Regarding dating/re-dating tasks on desktop...
CONTROL + (=) for next day
CONTROL + (-) for previous day
CONTROL + ALT + (=) for next week
CONTROL + ALT + (-) for previous week
[With all the above keep tapping =/- keys to keep adding/reducing]
Display the Due Date column and right on the task due date for a much more
useful context menu for dating.
On Tuesday, 11 October 2016 18:33:57 UTC+1, Dwight Arthur wrote:
> I handle the "soon" situation by scheduling the task for tomorrow. My
> discipline for myself id that if I have done that twice for a particular
> task I will not do it a third time - the task is obviously set up wrong
> and should loose its star, or get a lower importance, or change to a
> different more accurate context, or get a real start date assigned or
> something else like that.
> For a task that has no start date or has today's start date this is a
> single click on the "next day" link in the timing and reminder section
> of task details. For a task that already has a start date a while in the
> past, it could take several clicks on "next day" or "next week"
> Because it is more clicks on Android I use a different procedure: I have
> a task called Wait For Tomorrow with a start date of tomorrow. If I need
> to postpone a task for a day I set it to be dependent on "wait for
> tomorrow". Every morning the wait for tomorrow task is at the top of my
> to-do list: I duplicate it, complete the first copy and set the second
> copy to be due tomorrow. Four clicks on MLO/Windows.
> On 10/11/2016 12:15 PM, John . Smith wrote:
> > SRhyse
> > I need to create something half way between "Someday/Maybe" and "Active"
> > (Do ASAP).
> > i.e. I need what Nirvana calls a "Later" action status.
> > Do you have any suggestions?
> > To explain, by having Later (i.e.
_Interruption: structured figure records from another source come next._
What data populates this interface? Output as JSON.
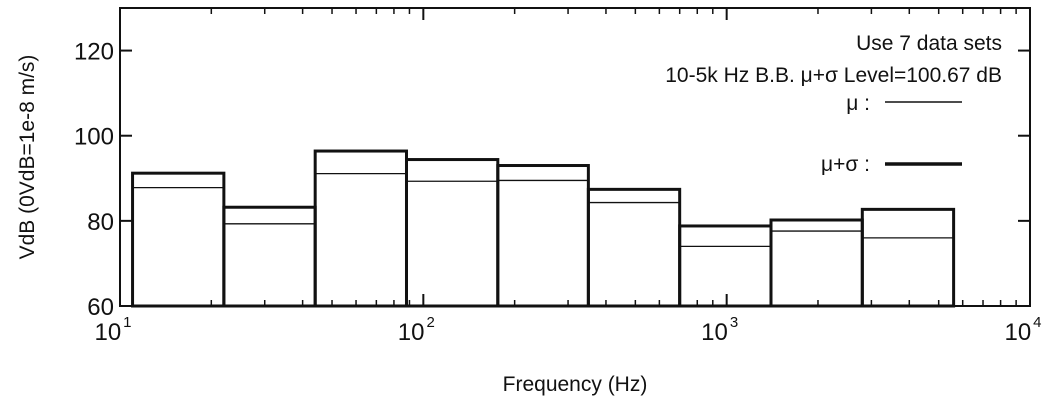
{
  "chart_data": {
    "type": "bar",
    "xlabel": "Frequency (Hz)",
    "ylabel": "VdB (0VdB=1e-8 m/s)",
    "x_scale": "log",
    "xlim": [
      10,
      10000
    ],
    "ylim": [
      60,
      130
    ],
    "x_tick_labels": [
      {
        "base": "10",
        "exp": "1"
      },
      {
        "base": "10",
        "exp": "2"
      },
      {
        "base": "10",
        "exp": "3"
      },
      {
        "base": "10",
        "exp": "4"
      }
    ],
    "y_ticks": [
      60,
      80,
      100,
      120
    ],
    "y_tick_labels": [
      "60",
      "80",
      "100",
      "120"
    ],
    "bands": [
      {
        "f_low": 11,
        "f_high": 22
      },
      {
        "f_low": 22,
        "f_high": 44
      },
      {
        "f_low": 44,
        "f_high": 88
      },
      {
        "f_low": 88,
        "f_high": 176
      },
      {
        "f_low": 176,
        "f_high": 350
      },
      {
        "f_low": 350,
        "f_high": 700
      },
      {
        "f_low": 700,
        "f_high": 1400
      },
      {
        "f_low": 1400,
        "f_high": 2800
      },
      {
        "f_low": 2800,
        "f_high": 5600
      }
    ],
    "series": [
      {
        "name": "μ",
        "values": [
          87.8,
          79.3,
          91.1,
          89.3,
          89.5,
          84.3,
          74.0,
          77.6,
          76.0
        ]
      },
      {
        "name": "μ+σ",
        "values": [
          91.2,
          83.2,
          96.4,
          94.4,
          93.0,
          87.4,
          78.8,
          80.2,
          82.7
        ]
      }
    ],
    "annotations": {
      "line1": "Use 7 data sets",
      "line2": "10-5k Hz B.B. μ+σ Level=100.67 dB"
    },
    "legend": {
      "position": "top-right",
      "mean_label": "μ :",
      "mean_plus_sigma_label": "μ+σ :"
    }
  }
}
Soon) this allows all your Active
> > actions to literally be "Do ASAP" because it allows you to park stuff on
> > a temporary basis, without it getting lost in a sea of "Someday/Maybe"
> > tasks.
> > Also I am slightly unclear about how you handle priority.
> > I mean in a "flat" system (i.e. without a hierarchy) relative priority
> > can easily be handled by using a manual sort.
> > But in a system where you have what is effectively a mindmap by subject,
> > then this isn't really possible if the hierarchy is still visible.
> > Obviously one could use the Importance and Urgency fields but that
> > always seems to get messy and becomes hard to manage. (I think the
> > reason is because one needs relative not absolute priority!)
> > Cheers
> > J
> > On Wednesday, October 5, 2016 at 5:26:19 PM UTC+1, SRhyse wrote:
> > You could easily make a view that shows 'All' things with 'Don't
> > show in Todo'. It'd take 20 seconds if you were being slow.
> > I tend to look at contexts on my next action by context list. It
> > shows all next actions grouped by context. Pretty sure that's the
> > name of it, but it's a default view.
> > If I 'filter', it's usually through a zoom on a folder or project,
> > and that holds across all views. If you select a task and move
> > between views as well, that task stays selected.
> > If you only want to review things at intervals, there is a review
> > area. You can still easily have a folder or number of them as
> > relevant in different areas for 'someday' items, and/or combine that
> > with 'hide branch in todo' items. If you wanted a bit view of all
> > that, make a view for 'hide in todo' and whatever else makes the
> > folder contents show up.
> > This all more or less came back around to 'I want a database field
> > that has a someday status'. If that's the only way you're willing to
> > do it, then nothing else is going to satisfy you. That seems to be
> > the larger issue, which is one I outlined a long time ago when you
> > started talking about MLO and people felt awkward about it.
> > Again, I'd love custom task attributes, and it seems like a good fit
> > for MLO. Doesn't seem to be the issue here, however.
> > Take care John! And good luck tasking and stuff.